In 2013, the US Centers for Disease Control and Prevention recommended miltefosine for the treatment of free-living amoeba infections such as granulomatous amoebic encephalitis and primary amoebic meningoencephalitis, two fatal protozoal diseases. Historically, only four survivors have been recorded out of 138 confirmed infections in North America. One American survived the infection in 1978 and one individual from Mexico in 2003. In 2013, two children survived and recovered from primary amoebic meningoencephalitis after treatment with miltefosine. In 2016 after treatment that included miltefosine, another child became the fourth person in the United States to survive Naegleria fowleri infection.

==Society and culture==
===Availability===
Since 2017 Miltefosine is commercially available in the United States through Profounda. Previously one could only get it from the CDC for emergency use under an expanded access IND protocol for treatment of free-living amoeba (FLA) infections: primary amoebic meningoencephalitis caused by Naegleria fowleri and granulomatous amoebic encephalitis caused by Balamuthia mandrillaris and Acanthamoeba species. Miltefosine is almost exclusively produced by Profounda, a private pharmaceutical company.

=== Economics ===
In the developing world a course of treatment costs US$65 to $150. In the developed world treatment may be 10 to 50 times greater.

==Further research==
It is active against some bacteria and fungi, as well as human trematode Schistosoma mansoni and the snail that spreads it Biomphalaria alexandrina.

===Antiprotozoal and antifungal activities===
Miltefosine is being investigated by researchers interested in finding treatments for infections which have become resistant to existing drugs. Animal and in vitro studies suggest it may have broad anti-protozoal and anti-fungal properties:
- Animal studies suggest miltefosine may also be effective against Trypanosoma cruzi, the parasite responsible for Chagas' disease.
- Several studies have found the drug to be effective against types of fungus: Cryptococcus neoformans, Candida, Aspergillus and Fusarium.
- A 2006 in vitro study found that miltefosine is effective against metronidazole-resistant variants of Trichomonas vaginalis, a sexually transmitted protozoal disease.
- Cetrimonium bromide, a compound related to miltefosine, was demonstrated in 2007 to exhibit potent in vitro activity against Plasmodium falciparum.
- An in vitro test in 2006 showed that miltefosine is effective against the deadly protozoan pathogens, Naegleria fowleri, Balamuthia mandrillaris, and Acanthamoeba.
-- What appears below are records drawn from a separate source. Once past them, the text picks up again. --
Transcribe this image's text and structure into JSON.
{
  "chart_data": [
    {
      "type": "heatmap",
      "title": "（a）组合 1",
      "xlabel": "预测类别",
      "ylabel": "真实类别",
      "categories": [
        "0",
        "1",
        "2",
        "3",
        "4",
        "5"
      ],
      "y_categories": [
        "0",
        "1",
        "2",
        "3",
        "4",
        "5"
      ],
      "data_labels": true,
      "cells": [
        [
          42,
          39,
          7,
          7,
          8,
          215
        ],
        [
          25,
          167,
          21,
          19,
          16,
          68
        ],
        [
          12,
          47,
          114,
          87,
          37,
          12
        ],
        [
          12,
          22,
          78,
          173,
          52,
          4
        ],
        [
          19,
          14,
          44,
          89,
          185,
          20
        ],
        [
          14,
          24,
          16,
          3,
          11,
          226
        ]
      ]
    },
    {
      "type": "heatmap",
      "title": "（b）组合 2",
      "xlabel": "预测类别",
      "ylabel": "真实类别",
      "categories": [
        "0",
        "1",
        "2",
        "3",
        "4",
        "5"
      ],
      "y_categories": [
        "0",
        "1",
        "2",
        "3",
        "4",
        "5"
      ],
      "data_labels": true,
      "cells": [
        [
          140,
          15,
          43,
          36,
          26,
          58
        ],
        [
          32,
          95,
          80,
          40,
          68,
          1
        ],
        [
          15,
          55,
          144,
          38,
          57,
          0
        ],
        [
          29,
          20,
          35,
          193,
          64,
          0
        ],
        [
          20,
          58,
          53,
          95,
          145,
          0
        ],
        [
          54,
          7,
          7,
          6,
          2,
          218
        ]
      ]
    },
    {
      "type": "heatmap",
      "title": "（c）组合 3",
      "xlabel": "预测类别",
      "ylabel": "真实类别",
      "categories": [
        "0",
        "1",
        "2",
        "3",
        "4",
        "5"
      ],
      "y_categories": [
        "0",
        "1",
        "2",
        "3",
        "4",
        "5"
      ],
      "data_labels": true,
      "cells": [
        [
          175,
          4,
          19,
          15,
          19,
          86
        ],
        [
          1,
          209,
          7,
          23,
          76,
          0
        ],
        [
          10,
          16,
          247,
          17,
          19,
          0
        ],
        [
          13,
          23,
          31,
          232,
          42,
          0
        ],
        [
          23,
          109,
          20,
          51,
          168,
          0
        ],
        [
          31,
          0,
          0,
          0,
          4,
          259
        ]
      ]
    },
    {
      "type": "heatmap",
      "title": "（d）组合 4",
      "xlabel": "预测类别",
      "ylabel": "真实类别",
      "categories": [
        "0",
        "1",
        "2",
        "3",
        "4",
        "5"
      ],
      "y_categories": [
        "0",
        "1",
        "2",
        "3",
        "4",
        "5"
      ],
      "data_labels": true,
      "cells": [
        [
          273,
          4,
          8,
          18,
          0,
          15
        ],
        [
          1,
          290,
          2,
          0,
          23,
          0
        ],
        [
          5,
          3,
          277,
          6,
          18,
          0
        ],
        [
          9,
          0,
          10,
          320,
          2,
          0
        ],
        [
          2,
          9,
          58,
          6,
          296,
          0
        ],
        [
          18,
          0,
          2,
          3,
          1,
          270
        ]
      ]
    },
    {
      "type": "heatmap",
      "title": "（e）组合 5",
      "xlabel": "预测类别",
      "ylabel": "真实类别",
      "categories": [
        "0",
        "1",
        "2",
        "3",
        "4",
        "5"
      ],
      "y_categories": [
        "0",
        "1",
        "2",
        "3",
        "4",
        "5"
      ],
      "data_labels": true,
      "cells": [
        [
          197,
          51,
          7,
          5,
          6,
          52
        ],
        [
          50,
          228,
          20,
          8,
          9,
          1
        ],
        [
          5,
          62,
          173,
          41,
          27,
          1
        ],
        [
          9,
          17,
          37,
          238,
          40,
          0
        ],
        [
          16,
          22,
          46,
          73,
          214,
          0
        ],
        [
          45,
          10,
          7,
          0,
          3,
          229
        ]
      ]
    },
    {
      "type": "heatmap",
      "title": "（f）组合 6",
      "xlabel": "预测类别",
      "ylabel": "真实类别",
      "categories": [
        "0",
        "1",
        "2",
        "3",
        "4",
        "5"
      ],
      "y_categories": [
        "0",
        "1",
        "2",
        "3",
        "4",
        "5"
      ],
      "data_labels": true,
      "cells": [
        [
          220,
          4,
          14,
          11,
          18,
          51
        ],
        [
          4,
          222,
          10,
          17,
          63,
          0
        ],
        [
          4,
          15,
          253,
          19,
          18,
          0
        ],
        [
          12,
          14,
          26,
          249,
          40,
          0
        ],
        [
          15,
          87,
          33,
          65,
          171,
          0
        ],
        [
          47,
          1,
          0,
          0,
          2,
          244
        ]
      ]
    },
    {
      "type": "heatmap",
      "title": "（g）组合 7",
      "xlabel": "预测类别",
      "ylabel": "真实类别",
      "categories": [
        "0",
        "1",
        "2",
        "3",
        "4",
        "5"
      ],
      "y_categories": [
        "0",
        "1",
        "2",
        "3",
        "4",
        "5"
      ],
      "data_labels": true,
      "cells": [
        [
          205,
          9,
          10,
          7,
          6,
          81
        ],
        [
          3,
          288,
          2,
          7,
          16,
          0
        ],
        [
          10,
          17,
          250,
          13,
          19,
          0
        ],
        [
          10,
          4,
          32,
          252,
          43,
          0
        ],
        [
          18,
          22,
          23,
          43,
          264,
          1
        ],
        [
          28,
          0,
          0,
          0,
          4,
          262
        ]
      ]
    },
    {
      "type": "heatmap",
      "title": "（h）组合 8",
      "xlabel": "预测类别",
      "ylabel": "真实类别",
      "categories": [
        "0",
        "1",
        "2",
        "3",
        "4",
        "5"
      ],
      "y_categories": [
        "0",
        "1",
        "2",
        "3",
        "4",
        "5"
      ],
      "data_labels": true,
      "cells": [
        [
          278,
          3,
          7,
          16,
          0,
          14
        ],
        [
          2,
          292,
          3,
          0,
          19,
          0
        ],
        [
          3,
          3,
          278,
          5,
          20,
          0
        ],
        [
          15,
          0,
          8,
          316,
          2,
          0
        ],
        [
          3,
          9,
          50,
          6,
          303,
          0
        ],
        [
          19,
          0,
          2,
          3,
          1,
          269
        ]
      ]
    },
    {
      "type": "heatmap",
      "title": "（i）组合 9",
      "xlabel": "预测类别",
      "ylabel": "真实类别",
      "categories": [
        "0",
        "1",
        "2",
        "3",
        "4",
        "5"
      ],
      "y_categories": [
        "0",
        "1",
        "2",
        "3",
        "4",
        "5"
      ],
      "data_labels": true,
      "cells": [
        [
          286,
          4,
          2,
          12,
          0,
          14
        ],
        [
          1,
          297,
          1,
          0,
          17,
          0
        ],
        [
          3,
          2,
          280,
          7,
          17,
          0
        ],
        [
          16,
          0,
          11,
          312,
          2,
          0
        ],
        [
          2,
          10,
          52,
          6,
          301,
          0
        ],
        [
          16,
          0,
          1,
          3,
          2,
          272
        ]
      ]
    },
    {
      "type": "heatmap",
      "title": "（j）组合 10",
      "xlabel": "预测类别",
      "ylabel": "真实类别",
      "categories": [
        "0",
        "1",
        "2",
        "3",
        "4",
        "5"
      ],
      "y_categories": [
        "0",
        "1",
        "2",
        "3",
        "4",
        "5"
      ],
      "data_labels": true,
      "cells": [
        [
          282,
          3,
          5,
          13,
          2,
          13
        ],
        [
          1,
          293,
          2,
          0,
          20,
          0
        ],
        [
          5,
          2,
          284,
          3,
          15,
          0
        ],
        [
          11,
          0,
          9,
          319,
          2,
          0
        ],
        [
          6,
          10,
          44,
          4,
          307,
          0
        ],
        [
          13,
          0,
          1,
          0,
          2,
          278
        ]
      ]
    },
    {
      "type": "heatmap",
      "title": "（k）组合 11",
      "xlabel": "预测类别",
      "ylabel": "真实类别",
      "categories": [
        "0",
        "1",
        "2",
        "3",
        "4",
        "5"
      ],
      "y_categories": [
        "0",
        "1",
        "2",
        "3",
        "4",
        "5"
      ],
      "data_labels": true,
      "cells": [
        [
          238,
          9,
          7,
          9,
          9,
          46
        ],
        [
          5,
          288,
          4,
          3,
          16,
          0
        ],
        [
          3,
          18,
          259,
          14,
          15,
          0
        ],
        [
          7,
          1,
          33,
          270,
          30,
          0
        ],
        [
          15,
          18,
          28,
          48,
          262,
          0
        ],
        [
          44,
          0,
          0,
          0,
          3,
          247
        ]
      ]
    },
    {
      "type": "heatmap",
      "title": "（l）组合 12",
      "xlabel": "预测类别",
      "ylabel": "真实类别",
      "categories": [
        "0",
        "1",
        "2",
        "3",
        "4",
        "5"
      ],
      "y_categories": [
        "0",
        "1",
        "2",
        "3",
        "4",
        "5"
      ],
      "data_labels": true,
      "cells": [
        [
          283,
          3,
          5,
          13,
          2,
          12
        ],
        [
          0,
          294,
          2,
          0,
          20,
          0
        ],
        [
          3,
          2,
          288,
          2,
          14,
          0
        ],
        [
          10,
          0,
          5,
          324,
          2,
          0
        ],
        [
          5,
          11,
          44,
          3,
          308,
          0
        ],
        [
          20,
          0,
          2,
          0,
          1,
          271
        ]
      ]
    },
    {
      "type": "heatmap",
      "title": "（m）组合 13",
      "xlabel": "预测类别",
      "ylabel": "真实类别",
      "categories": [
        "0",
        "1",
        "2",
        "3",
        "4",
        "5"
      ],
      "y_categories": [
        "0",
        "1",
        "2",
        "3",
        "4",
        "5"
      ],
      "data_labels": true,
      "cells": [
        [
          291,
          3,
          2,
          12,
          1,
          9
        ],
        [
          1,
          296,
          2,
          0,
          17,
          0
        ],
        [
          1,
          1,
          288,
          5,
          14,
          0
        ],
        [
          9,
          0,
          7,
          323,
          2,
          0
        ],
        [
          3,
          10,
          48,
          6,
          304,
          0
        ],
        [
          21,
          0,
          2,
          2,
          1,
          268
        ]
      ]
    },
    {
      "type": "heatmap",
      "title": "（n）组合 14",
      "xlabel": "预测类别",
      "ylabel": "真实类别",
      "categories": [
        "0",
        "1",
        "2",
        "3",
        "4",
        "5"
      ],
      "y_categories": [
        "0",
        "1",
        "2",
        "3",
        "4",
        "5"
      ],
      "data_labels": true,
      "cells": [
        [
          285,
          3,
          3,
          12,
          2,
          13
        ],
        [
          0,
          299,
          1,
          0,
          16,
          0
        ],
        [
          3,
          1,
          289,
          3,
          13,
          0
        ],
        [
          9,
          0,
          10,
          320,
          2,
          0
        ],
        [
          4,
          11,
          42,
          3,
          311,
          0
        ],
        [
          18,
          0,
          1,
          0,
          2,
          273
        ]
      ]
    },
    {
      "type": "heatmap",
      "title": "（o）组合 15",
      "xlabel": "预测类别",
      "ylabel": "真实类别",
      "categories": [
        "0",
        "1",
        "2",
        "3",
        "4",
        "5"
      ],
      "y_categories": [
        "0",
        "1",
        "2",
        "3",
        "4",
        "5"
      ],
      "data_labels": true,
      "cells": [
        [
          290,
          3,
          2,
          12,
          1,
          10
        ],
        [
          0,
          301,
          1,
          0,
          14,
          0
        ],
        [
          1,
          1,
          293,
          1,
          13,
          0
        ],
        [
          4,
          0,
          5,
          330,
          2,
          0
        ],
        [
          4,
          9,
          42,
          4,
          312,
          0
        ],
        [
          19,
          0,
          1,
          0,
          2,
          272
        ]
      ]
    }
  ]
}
However, later in vitro and animal model experiments showed that it is not as potent as other drugs, such as chlorpromazine (Thorazine) and diminazene aceturate (Berenil).
- In 2013, there were reports of failure of miltefosine in the treatment of leishmaniasis. Although drug resistance was suspected, studies in 2014 reported that miltefosine is not very effective in children, most probably related to PKPD issues with this drug. Moverover, males appeared to have a higher probability of relapse as well.
- A 2012 in vitro study found that miltefosine had promising activity against Candida albicans biofilms.

===Anti-HIV activity===

Miltefosine targets HIV infected macrophages, which play a role in vivo as long-lived HIV-1 reservoirs. The HIV protein Tat activates pro-survival PI3K/Akt pathway in primary human macrophages. Miltefosine acts by inhibiting the PI3K/Akt pathway, thus removing the infected macrophages from circulation, without affecting healthy cells. It significantly reduces replication of HIV-1 in cocultures of human dendritic cells (DCs) and CD4^{+} T cells, which is due to a rapid secretion of soluble factors and is associated with induction of type-I interferon (IFN) in the human cells.